Locals urged to report leaks
Complicating matters is that some of the infrastructure issues might be in the plumbing between a water meter and its premises.
“So we’re responsible up to the outlet of the meter,” Mr Deacon said.
“Beyond that, people need to be looking to fix their own leaks.”
That means some of the repair work could involve the Department of Housing and Community Development.
In a statement, the department said it was aware of the leaks and had been working with PWC to investigate and resolve them.
“This includes frequent inspections and via different mediums, consistent messages to tenants about reporting repairs, and how to report any water leaks and water usage with assistance from interpreters,” the statement said.

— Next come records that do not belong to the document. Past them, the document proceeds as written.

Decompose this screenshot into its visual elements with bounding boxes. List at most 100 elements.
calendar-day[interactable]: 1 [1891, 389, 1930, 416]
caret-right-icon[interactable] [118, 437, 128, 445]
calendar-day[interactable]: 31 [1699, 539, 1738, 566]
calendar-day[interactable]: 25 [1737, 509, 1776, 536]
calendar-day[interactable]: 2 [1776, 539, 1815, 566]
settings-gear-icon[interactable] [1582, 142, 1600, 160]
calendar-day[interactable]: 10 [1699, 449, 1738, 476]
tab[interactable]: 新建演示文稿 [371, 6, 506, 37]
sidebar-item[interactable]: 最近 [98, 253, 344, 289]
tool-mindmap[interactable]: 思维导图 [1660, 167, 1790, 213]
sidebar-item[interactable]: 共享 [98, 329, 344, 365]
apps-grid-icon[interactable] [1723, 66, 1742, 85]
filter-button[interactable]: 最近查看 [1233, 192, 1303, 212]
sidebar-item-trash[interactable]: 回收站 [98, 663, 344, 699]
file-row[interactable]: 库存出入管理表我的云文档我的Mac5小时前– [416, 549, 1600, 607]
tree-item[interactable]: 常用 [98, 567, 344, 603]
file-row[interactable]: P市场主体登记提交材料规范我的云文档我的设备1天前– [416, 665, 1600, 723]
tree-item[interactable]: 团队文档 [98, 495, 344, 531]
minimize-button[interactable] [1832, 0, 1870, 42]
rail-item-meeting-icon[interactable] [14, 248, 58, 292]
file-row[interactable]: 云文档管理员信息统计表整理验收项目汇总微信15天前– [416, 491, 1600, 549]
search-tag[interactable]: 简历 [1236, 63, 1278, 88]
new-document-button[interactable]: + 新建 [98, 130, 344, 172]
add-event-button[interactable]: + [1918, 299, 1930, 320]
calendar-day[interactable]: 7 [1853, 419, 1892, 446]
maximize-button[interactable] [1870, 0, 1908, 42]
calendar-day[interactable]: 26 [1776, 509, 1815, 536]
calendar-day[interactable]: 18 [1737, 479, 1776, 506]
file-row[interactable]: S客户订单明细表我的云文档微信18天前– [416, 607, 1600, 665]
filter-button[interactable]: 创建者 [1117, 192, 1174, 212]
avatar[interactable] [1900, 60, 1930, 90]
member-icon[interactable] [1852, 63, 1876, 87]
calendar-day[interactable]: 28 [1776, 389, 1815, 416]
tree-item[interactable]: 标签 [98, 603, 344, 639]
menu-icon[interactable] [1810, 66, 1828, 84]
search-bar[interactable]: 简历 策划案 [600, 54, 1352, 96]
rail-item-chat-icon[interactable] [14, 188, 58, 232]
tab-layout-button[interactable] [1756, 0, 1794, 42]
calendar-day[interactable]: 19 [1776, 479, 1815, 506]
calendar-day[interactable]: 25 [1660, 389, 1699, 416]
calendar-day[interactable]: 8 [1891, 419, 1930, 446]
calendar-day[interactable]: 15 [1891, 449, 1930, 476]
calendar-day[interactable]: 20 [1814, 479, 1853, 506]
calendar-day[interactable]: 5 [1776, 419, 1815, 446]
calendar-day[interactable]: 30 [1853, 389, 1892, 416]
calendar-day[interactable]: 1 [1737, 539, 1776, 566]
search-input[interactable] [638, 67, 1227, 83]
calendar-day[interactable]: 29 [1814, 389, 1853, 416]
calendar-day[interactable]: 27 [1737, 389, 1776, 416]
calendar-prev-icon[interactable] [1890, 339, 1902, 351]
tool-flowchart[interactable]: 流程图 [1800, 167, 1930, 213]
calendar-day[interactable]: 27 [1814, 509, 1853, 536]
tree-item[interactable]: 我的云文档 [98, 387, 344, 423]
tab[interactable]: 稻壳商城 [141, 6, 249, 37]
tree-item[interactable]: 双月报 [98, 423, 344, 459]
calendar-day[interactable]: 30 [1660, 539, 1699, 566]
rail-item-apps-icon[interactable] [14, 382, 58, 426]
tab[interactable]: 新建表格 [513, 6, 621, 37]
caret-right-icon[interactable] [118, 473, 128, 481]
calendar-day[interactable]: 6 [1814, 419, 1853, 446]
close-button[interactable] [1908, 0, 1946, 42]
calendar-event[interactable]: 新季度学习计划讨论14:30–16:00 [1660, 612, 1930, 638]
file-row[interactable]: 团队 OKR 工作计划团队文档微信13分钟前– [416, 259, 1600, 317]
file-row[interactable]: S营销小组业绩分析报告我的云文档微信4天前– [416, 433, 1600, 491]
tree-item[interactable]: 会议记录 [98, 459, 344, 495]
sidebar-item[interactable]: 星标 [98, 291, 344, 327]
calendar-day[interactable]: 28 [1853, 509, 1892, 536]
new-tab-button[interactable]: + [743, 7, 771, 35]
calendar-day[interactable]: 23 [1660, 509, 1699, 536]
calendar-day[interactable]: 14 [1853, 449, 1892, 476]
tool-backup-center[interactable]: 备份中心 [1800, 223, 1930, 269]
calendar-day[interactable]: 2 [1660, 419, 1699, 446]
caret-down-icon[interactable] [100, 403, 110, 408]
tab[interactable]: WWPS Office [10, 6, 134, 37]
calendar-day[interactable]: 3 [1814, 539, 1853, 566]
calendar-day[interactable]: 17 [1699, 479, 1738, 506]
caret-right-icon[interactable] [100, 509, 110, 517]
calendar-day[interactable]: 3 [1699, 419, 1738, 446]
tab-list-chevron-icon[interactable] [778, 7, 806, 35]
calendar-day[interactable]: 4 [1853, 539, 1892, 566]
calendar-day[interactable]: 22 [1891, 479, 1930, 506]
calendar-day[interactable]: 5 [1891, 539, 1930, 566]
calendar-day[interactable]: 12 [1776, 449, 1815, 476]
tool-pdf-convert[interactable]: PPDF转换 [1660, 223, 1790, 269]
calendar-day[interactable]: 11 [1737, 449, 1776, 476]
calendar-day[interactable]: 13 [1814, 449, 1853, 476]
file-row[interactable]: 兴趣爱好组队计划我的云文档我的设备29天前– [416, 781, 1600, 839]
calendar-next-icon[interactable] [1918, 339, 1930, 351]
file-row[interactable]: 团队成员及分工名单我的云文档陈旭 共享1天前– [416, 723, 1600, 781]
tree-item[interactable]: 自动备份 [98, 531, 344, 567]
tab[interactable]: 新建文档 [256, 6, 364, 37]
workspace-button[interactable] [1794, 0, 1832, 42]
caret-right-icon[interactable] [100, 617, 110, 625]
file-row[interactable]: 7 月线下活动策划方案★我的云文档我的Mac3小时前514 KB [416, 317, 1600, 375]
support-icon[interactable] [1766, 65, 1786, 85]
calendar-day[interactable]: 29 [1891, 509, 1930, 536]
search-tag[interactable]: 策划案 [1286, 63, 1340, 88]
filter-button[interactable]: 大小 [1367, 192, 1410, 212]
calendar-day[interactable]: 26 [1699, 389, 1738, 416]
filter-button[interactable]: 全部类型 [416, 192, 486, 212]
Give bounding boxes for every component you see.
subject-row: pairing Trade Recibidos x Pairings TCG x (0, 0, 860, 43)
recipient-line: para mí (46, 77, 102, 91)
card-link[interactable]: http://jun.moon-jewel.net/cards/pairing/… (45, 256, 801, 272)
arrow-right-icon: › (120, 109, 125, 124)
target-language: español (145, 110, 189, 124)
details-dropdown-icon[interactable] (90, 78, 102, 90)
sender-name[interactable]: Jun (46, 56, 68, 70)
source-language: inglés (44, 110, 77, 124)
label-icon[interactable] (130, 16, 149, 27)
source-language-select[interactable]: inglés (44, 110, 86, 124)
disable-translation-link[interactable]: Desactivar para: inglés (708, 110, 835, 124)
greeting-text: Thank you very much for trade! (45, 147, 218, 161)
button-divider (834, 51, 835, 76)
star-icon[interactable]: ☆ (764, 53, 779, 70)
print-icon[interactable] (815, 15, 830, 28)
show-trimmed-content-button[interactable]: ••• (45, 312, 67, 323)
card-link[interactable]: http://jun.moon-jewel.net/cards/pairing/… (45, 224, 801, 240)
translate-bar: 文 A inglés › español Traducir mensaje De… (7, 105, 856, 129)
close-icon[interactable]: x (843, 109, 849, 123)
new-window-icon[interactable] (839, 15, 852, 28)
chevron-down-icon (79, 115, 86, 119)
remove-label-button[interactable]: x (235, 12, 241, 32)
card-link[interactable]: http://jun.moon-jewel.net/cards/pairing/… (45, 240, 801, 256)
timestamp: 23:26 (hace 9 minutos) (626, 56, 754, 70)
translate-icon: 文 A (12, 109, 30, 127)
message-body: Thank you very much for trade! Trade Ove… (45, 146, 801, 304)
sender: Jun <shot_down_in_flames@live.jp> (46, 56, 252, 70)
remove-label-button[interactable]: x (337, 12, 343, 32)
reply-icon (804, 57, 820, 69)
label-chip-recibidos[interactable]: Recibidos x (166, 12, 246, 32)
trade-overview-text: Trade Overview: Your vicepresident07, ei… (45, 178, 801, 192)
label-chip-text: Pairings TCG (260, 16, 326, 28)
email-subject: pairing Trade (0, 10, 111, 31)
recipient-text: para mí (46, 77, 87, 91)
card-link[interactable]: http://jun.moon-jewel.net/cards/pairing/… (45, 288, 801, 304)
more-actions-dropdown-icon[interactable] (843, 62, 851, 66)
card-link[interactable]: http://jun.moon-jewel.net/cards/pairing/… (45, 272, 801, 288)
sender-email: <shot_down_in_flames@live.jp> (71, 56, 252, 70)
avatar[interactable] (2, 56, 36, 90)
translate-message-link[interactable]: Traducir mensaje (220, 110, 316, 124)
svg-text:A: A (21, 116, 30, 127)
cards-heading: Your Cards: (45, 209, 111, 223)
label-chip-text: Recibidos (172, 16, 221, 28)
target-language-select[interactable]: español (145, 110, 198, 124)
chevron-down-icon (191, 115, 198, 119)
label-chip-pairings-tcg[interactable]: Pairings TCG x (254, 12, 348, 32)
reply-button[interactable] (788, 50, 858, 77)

Mr Deacon said the island’s water supply wasn’t at risk, but a new bore field might need to be built if new houses were constructed and current water usage wasn’t reined in.
He advised residents to urgently report leaks.
“The problem is we’re using that bore field at its capacity,” Mr Deacon said.
“We’ll see the demand start to level out now as people stop using so much water outdoors because of the wet season, but we do need to see everyone take serious action to arrest the long-term growth in demand.”